We wrote stories on evacuees from Irma, who made their way to Troup County as a way to try to avoid the storm. Instead, the storm’s path turned this direction, and most of those evacuees were forced to find another safe place to wait out the storm.

It could be some time before this area sees a storm like Irma again. Thankfully there wasn’t much damage, other than some power line issues and trees down.

Regardless of our inland location, this week is a chance to prepare — just in case, but we’re not just talking about hurricanes. The official hurricane season starts June 1, but we’re also in the midst of the South’s prime tornado season. With Mother Nature, you just never know what’s going to happen.

As we’re written about with fire safety in the past, the most important thing is to have a plan. Know what you’re going to do if a severe storm — tornado or hurricane — comes this way.
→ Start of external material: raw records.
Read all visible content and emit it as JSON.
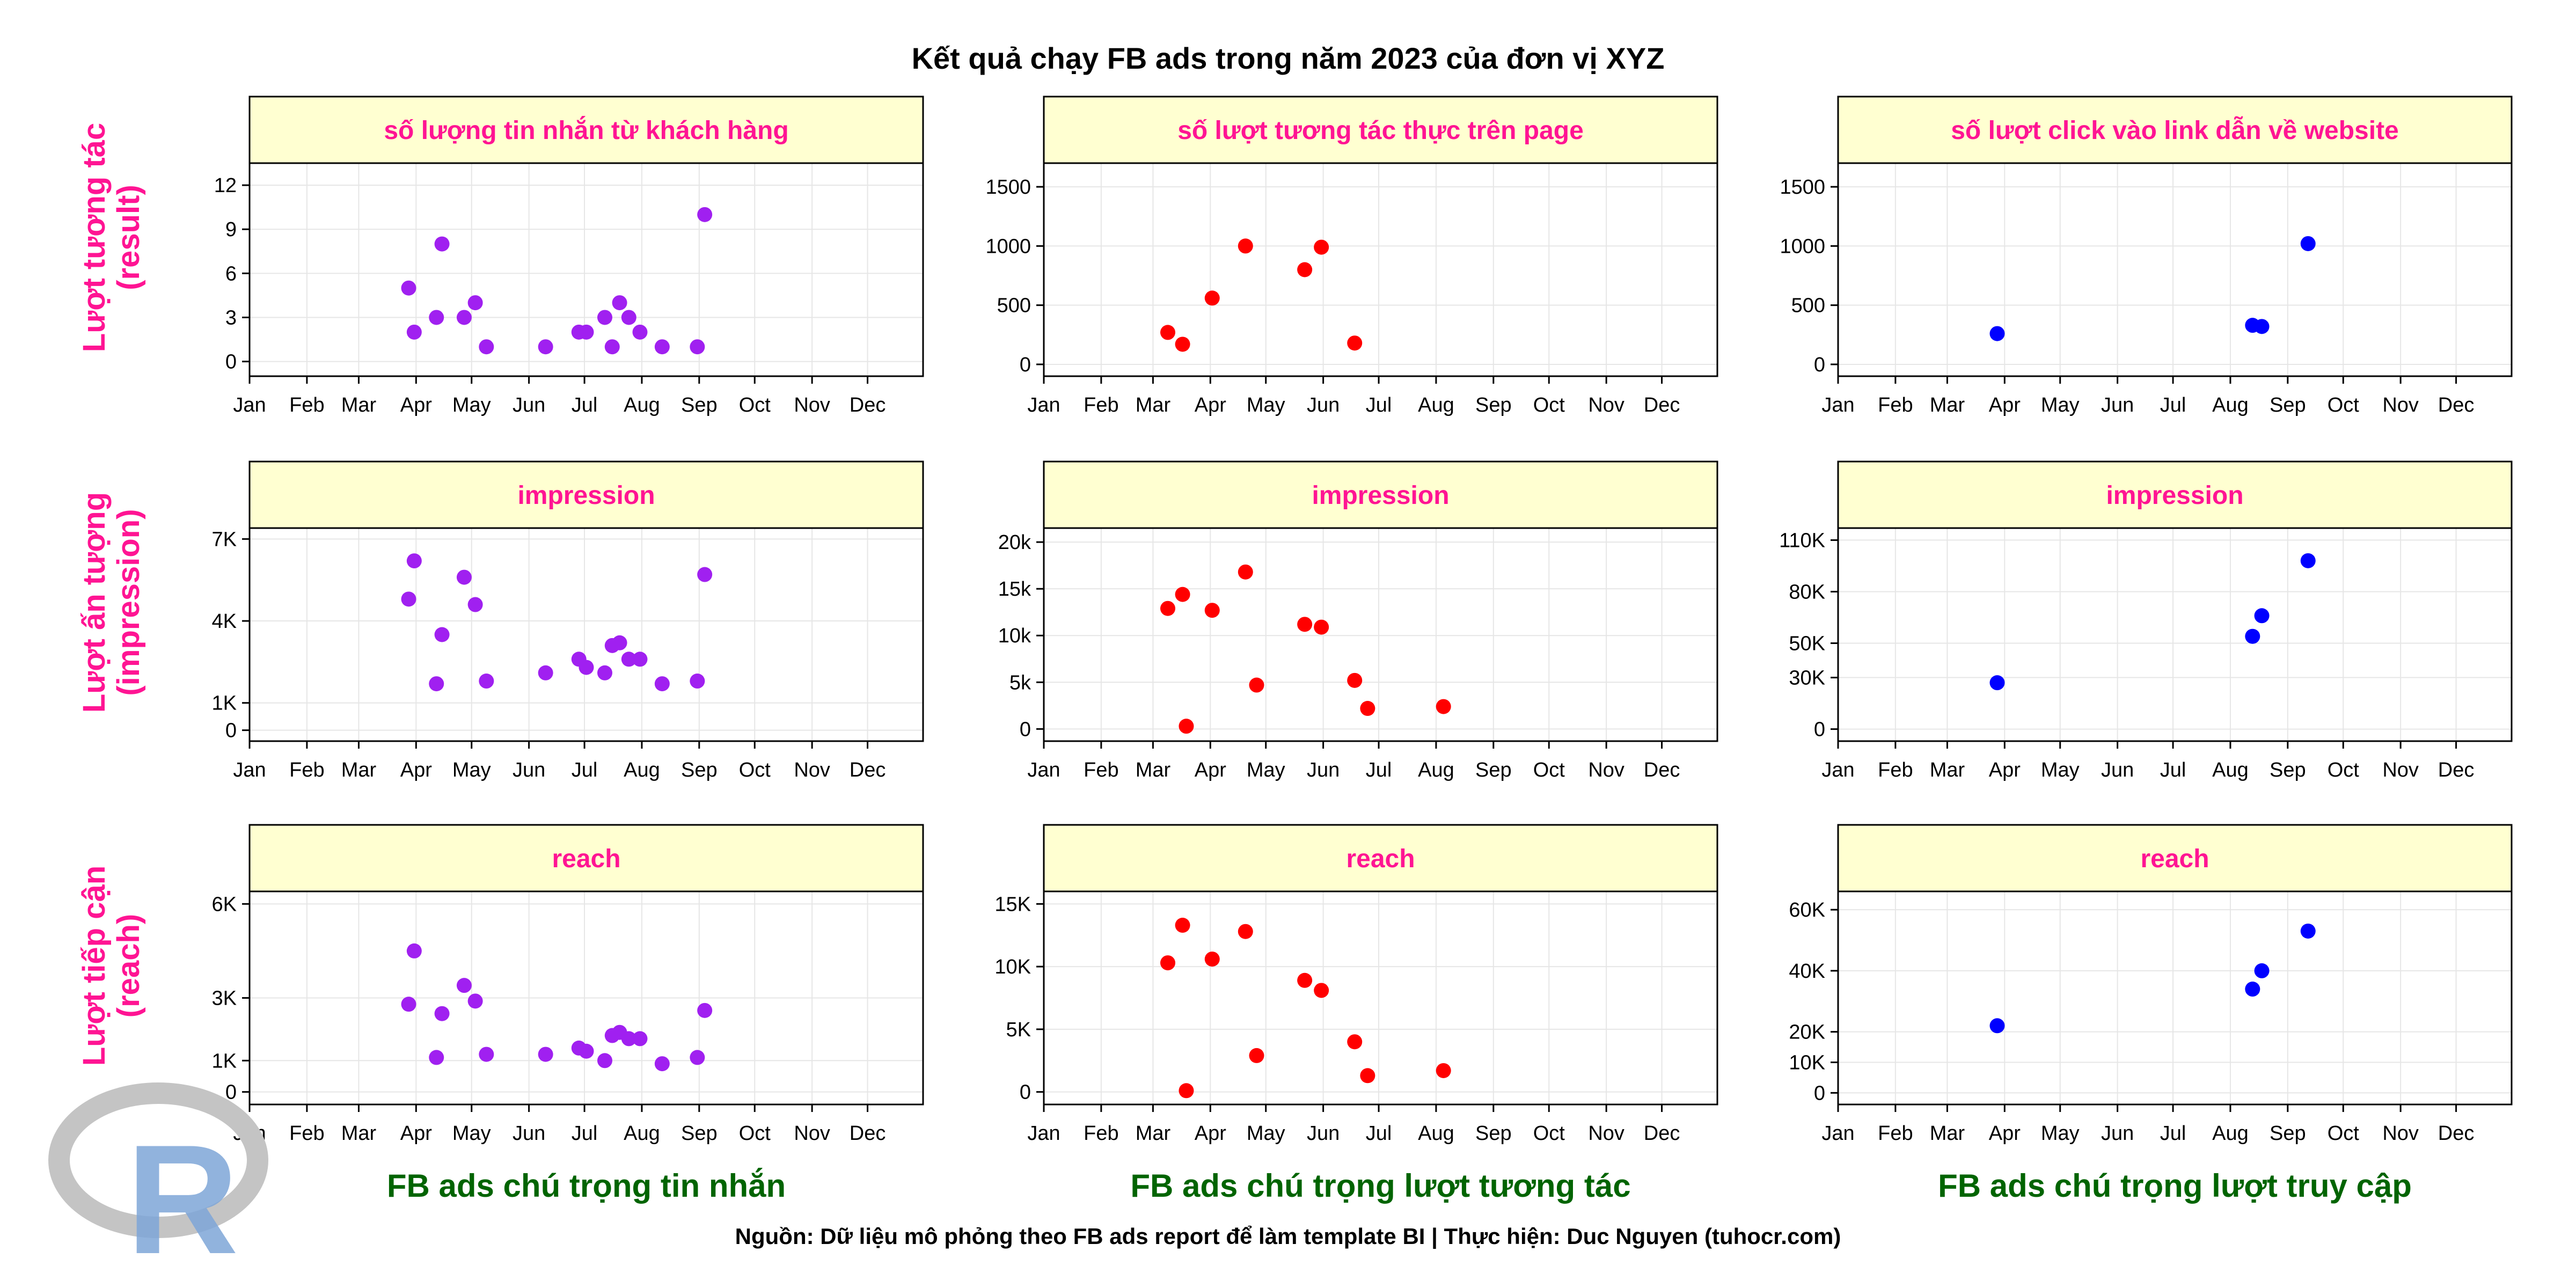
{
  "title": "Kết quả chạy FB ads trong năm 2023 của đơn vị XYZ",
  "caption": "Nguồn: Dữ liệu mô phỏng theo FB ads report để làm template BI | Thực hiện: Duc Nguyen (tuhocr.com)",
  "logo": "R",
  "colors": {
    "strip_bg": "#FFFFD1",
    "strip_text": "#FF1493",
    "row_label": "#FF1493",
    "col_label": "#006400",
    "grid": "#E6E6E6",
    "series": [
      "#A020F0",
      "#FF0000",
      "#0000FF"
    ]
  },
  "row_labels": [
    [
      "Lượt tương tác",
      "(result)"
    ],
    [
      "Lượt ấn tượng",
      "(impression)"
    ],
    [
      "Lượt tiếp cận",
      "(reach)"
    ]
  ],
  "column_labels": [
    "FB ads chú trọng tin nhắn",
    "FB ads chú trọng lượt tương tác",
    "FB ads chú trọng lượt truy cập"
  ],
  "chart_data": [
    {
      "type": "scatter",
      "title": "số lượng tin nhắn từ khách hàng",
      "x_ticks": [
        "Jan",
        "Feb",
        "Mar",
        "Apr",
        "May",
        "Jun",
        "Jul",
        "Aug",
        "Sep",
        "Oct",
        "Nov",
        "Dec"
      ],
      "xlim": [
        "2023-01-01",
        "2023-12-31"
      ],
      "ylim": [
        -1,
        13.5
      ],
      "y_ticks": [
        0,
        3,
        6,
        9,
        12
      ],
      "y_tick_labels": [
        "0",
        "3",
        "6",
        "9",
        "12"
      ],
      "grid": true,
      "points": [
        {
          "x": "2023-03-28",
          "y": 5
        },
        {
          "x": "2023-03-31",
          "y": 2
        },
        {
          "x": "2023-04-12",
          "y": 3
        },
        {
          "x": "2023-04-15",
          "y": 8
        },
        {
          "x": "2023-04-27",
          "y": 3
        },
        {
          "x": "2023-05-03",
          "y": 4
        },
        {
          "x": "2023-05-09",
          "y": 1
        },
        {
          "x": "2023-06-10",
          "y": 1
        },
        {
          "x": "2023-06-28",
          "y": 2
        },
        {
          "x": "2023-07-02",
          "y": 2
        },
        {
          "x": "2023-07-12",
          "y": 3
        },
        {
          "x": "2023-07-16",
          "y": 1
        },
        {
          "x": "2023-07-20",
          "y": 4
        },
        {
          "x": "2023-07-25",
          "y": 3
        },
        {
          "x": "2023-07-31",
          "y": 2
        },
        {
          "x": "2023-08-12",
          "y": 1
        },
        {
          "x": "2023-08-31",
          "y": 1
        },
        {
          "x": "2023-09-04",
          "y": 10
        }
      ]
    },
    {
      "type": "scatter",
      "title": "số lượt tương tác thực trên page",
      "x_ticks": [
        "Jan",
        "Feb",
        "Mar",
        "Apr",
        "May",
        "Jun",
        "Jul",
        "Aug",
        "Sep",
        "Oct",
        "Nov",
        "Dec"
      ],
      "xlim": [
        "2023-01-01",
        "2023-12-31"
      ],
      "ylim": [
        -100,
        1700
      ],
      "y_ticks": [
        0,
        500,
        1000,
        1500
      ],
      "y_tick_labels": [
        "0",
        "500",
        "1000",
        "1500"
      ],
      "grid": true,
      "points": [
        {
          "x": "2023-03-09",
          "y": 270
        },
        {
          "x": "2023-03-17",
          "y": 170
        },
        {
          "x": "2023-04-02",
          "y": 560
        },
        {
          "x": "2023-04-20",
          "y": 1000
        },
        {
          "x": "2023-05-22",
          "y": 800
        },
        {
          "x": "2023-05-31",
          "y": 990
        },
        {
          "x": "2023-06-18",
          "y": 180
        }
      ]
    },
    {
      "type": "scatter",
      "title": "số lượt click vào link dẫn về website",
      "x_ticks": [
        "Jan",
        "Feb",
        "Mar",
        "Apr",
        "May",
        "Jun",
        "Jul",
        "Aug",
        "Sep",
        "Oct",
        "Nov",
        "Dec"
      ],
      "xlim": [
        "2023-01-01",
        "2023-12-31"
      ],
      "ylim": [
        -100,
        1700
      ],
      "y_ticks": [
        0,
        500,
        1000,
        1500
      ],
      "y_tick_labels": [
        "0",
        "500",
        "1000",
        "1500"
      ],
      "grid": true,
      "points": [
        {
          "x": "2023-03-28",
          "y": 260
        },
        {
          "x": "2023-08-13",
          "y": 330
        },
        {
          "x": "2023-08-18",
          "y": 320
        },
        {
          "x": "2023-09-12",
          "y": 1020
        }
      ]
    },
    {
      "type": "scatter",
      "title": "impression",
      "x_ticks": [
        "Jan",
        "Feb",
        "Mar",
        "Apr",
        "May",
        "Jun",
        "Jul",
        "Aug",
        "Sep",
        "Oct",
        "Nov",
        "Dec"
      ],
      "xlim": [
        "2023-01-01",
        "2023-12-31"
      ],
      "ylim": [
        -400,
        7400
      ],
      "y_ticks": [
        0,
        1000,
        4000,
        7000
      ],
      "y_tick_labels": [
        "0",
        "1K",
        "4K",
        "7K"
      ],
      "grid": true,
      "points": [
        {
          "x": "2023-03-28",
          "y": 4800
        },
        {
          "x": "2023-03-31",
          "y": 6200
        },
        {
          "x": "2023-04-12",
          "y": 1700
        },
        {
          "x": "2023-04-15",
          "y": 3500
        },
        {
          "x": "2023-04-27",
          "y": 5600
        },
        {
          "x": "2023-05-03",
          "y": 4600
        },
        {
          "x": "2023-05-09",
          "y": 1800
        },
        {
          "x": "2023-06-10",
          "y": 2100
        },
        {
          "x": "2023-06-28",
          "y": 2600
        },
        {
          "x": "2023-07-02",
          "y": 2300
        },
        {
          "x": "2023-07-12",
          "y": 2100
        },
        {
          "x": "2023-07-16",
          "y": 3100
        },
        {
          "x": "2023-07-20",
          "y": 3200
        },
        {
          "x": "2023-07-25",
          "y": 2600
        },
        {
          "x": "2023-07-31",
          "y": 2600
        },
        {
          "x": "2023-08-12",
          "y": 1700
        },
        {
          "x": "2023-08-31",
          "y": 1800
        },
        {
          "x": "2023-09-04",
          "y": 5700
        }
      ]
    },
    {
      "type": "scatter",
      "title": "impression",
      "x_ticks": [
        "Jan",
        "Feb",
        "Mar",
        "Apr",
        "May",
        "Jun",
        "Jul",
        "Aug",
        "Sep",
        "Oct",
        "Nov",
        "Dec"
      ],
      "xlim": [
        "2023-01-01",
        "2023-12-31"
      ],
      "ylim": [
        -1300,
        21500
      ],
      "y_ticks": [
        0,
        5000,
        10000,
        15000,
        20000
      ],
      "y_tick_labels": [
        "0",
        "5k",
        "10k",
        "15k",
        "20k"
      ],
      "grid": true,
      "points": [
        {
          "x": "2023-03-09",
          "y": 12900
        },
        {
          "x": "2023-03-17",
          "y": 14400
        },
        {
          "x": "2023-03-19",
          "y": 300
        },
        {
          "x": "2023-04-02",
          "y": 12700
        },
        {
          "x": "2023-04-20",
          "y": 16800
        },
        {
          "x": "2023-04-26",
          "y": 4700
        },
        {
          "x": "2023-05-22",
          "y": 11200
        },
        {
          "x": "2023-05-31",
          "y": 10900
        },
        {
          "x": "2023-06-18",
          "y": 5200
        },
        {
          "x": "2023-06-25",
          "y": 2200
        },
        {
          "x": "2023-08-05",
          "y": 2400
        }
      ]
    },
    {
      "type": "scatter",
      "title": "impression",
      "x_ticks": [
        "Jan",
        "Feb",
        "Mar",
        "Apr",
        "May",
        "Jun",
        "Jul",
        "Aug",
        "Sep",
        "Oct",
        "Nov",
        "Dec"
      ],
      "xlim": [
        "2023-01-01",
        "2023-12-31"
      ],
      "ylim": [
        -7000,
        117000
      ],
      "y_ticks": [
        0,
        30000,
        50000,
        80000,
        110000
      ],
      "y_tick_labels": [
        "0",
        "30K",
        "50K",
        "80K",
        "110K"
      ],
      "grid": true,
      "points": [
        {
          "x": "2023-03-28",
          "y": 27000
        },
        {
          "x": "2023-08-13",
          "y": 54000
        },
        {
          "x": "2023-08-18",
          "y": 66000
        },
        {
          "x": "2023-09-12",
          "y": 98000
        }
      ]
    },
    {
      "type": "scatter",
      "title": "reach",
      "x_ticks": [
        "Jan",
        "Feb",
        "Mar",
        "Apr",
        "May",
        "Jun",
        "Jul",
        "Aug",
        "Sep",
        "Oct",
        "Nov",
        "Dec"
      ],
      "xlim": [
        "2023-01-01",
        "2023-12-31"
      ],
      "ylim": [
        -400,
        6400
      ],
      "y_ticks": [
        0,
        1000,
        3000,
        6000
      ],
      "y_tick_labels": [
        "0",
        "1K",
        "3K",
        "6K"
      ],
      "grid": true,
      "points": [
        {
          "x": "2023-03-28",
          "y": 2800
        },
        {
          "x": "2023-03-31",
          "y": 4500
        },
        {
          "x": "2023-04-12",
          "y": 1100
        },
        {
          "x": "2023-04-15",
          "y": 2500
        },
        {
          "x": "2023-04-27",
          "y": 3400
        },
        {
          "x": "2023-05-03",
          "y": 2900
        },
        {
          "x": "2023-05-09",
          "y": 1200
        },
        {
          "x": "2023-06-10",
          "y": 1200
        },
        {
          "x": "2023-06-28",
          "y": 1400
        },
        {
          "x": "2023-07-02",
          "y": 1300
        },
        {
          "x": "2023-07-12",
          "y": 1000
        },
        {
          "x": "2023-07-16",
          "y": 1800
        },
        {
          "x": "2023-07-20",
          "y": 1900
        },
        {
          "x": "2023-07-25",
          "y": 1700
        },
        {
          "x": "2023-07-31",
          "y": 1700
        },
        {
          "x": "2023-08-12",
          "y": 900
        },
        {
          "x": "2023-08-31",
          "y": 1100
        },
        {
          "x": "2023-09-04",
          "y": 2600
        }
      ]
    },
    {
      "type": "scatter",
      "title": "reach",
      "x_ticks": [
        "Jan",
        "Feb",
        "Mar",
        "Apr",
        "May",
        "Jun",
        "Jul",
        "Aug",
        "Sep",
        "Oct",
        "Nov",
        "Dec"
      ],
      "xlim": [
        "2023-01-01",
        "2023-12-31"
      ],
      "ylim": [
        -1000,
        16000
      ],
      "y_ticks": [
        0,
        5000,
        10000,
        15000
      ],
      "y_tick_labels": [
        "0",
        "5K",
        "10K",
        "15K"
      ],
      "grid": true,
      "points": [
        {
          "x": "2023-03-09",
          "y": 10300
        },
        {
          "x": "2023-03-17",
          "y": 13300
        },
        {
          "x": "2023-03-19",
          "y": 100
        },
        {
          "x": "2023-04-02",
          "y": 10600
        },
        {
          "x": "2023-04-20",
          "y": 12800
        },
        {
          "x": "2023-04-26",
          "y": 2900
        },
        {
          "x": "2023-05-22",
          "y": 8900
        },
        {
          "x": "2023-05-31",
          "y": 8100
        },
        {
          "x": "2023-06-18",
          "y": 4000
        },
        {
          "x": "2023-06-25",
          "y": 1300
        },
        {
          "x": "2023-08-05",
          "y": 1700
        }
      ]
    },
    {
      "type": "scatter",
      "title": "reach",
      "x_ticks": [
        "Jan",
        "Feb",
        "Mar",
        "Apr",
        "May",
        "Jun",
        "Jul",
        "Aug",
        "Sep",
        "Oct",
        "Nov",
        "Dec"
      ],
      "xlim": [
        "2023-01-01",
        "2023-12-31"
      ],
      "ylim": [
        -3800,
        66000
      ],
      "y_ticks": [
        0,
        10000,
        20000,
        40000,
        60000
      ],
      "y_tick_labels": [
        "0",
        "10K",
        "20K",
        "40K",
        "60K"
      ],
      "grid": true,
      "points": [
        {
          "x": "2023-03-28",
          "y": 22000
        },
        {
          "x": "2023-08-13",
          "y": 34000
        },
        {
          "x": "2023-08-18",
          "y": 40000
        },
        {
          "x": "2023-09-12",
          "y": 53000
        }
      ]
    }
  ]
}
Have a way to get weather information, like from the National Weather Service in Peachtree City website, and make a plan on where you and your family will ride out the storm.

It’s unlikely any storm would still be hurricane strength by the time it reaches our neck of the woods, but heavy winds and tornadoes are a possibility with tropical storms. 

But, hurricane preparedness week isn’t just about where you’re currently living.  We all appreciate a trip to the beach every now and then, but there’s always a chance a storm could throw off vacation plans for anyone going to east Georgia or Florida. Keep an eye on the weather before you travel.

Hopefully this will be a relatively inactive hurricane (and spring tornado) season overall, but it’s always best to be ready, just in case.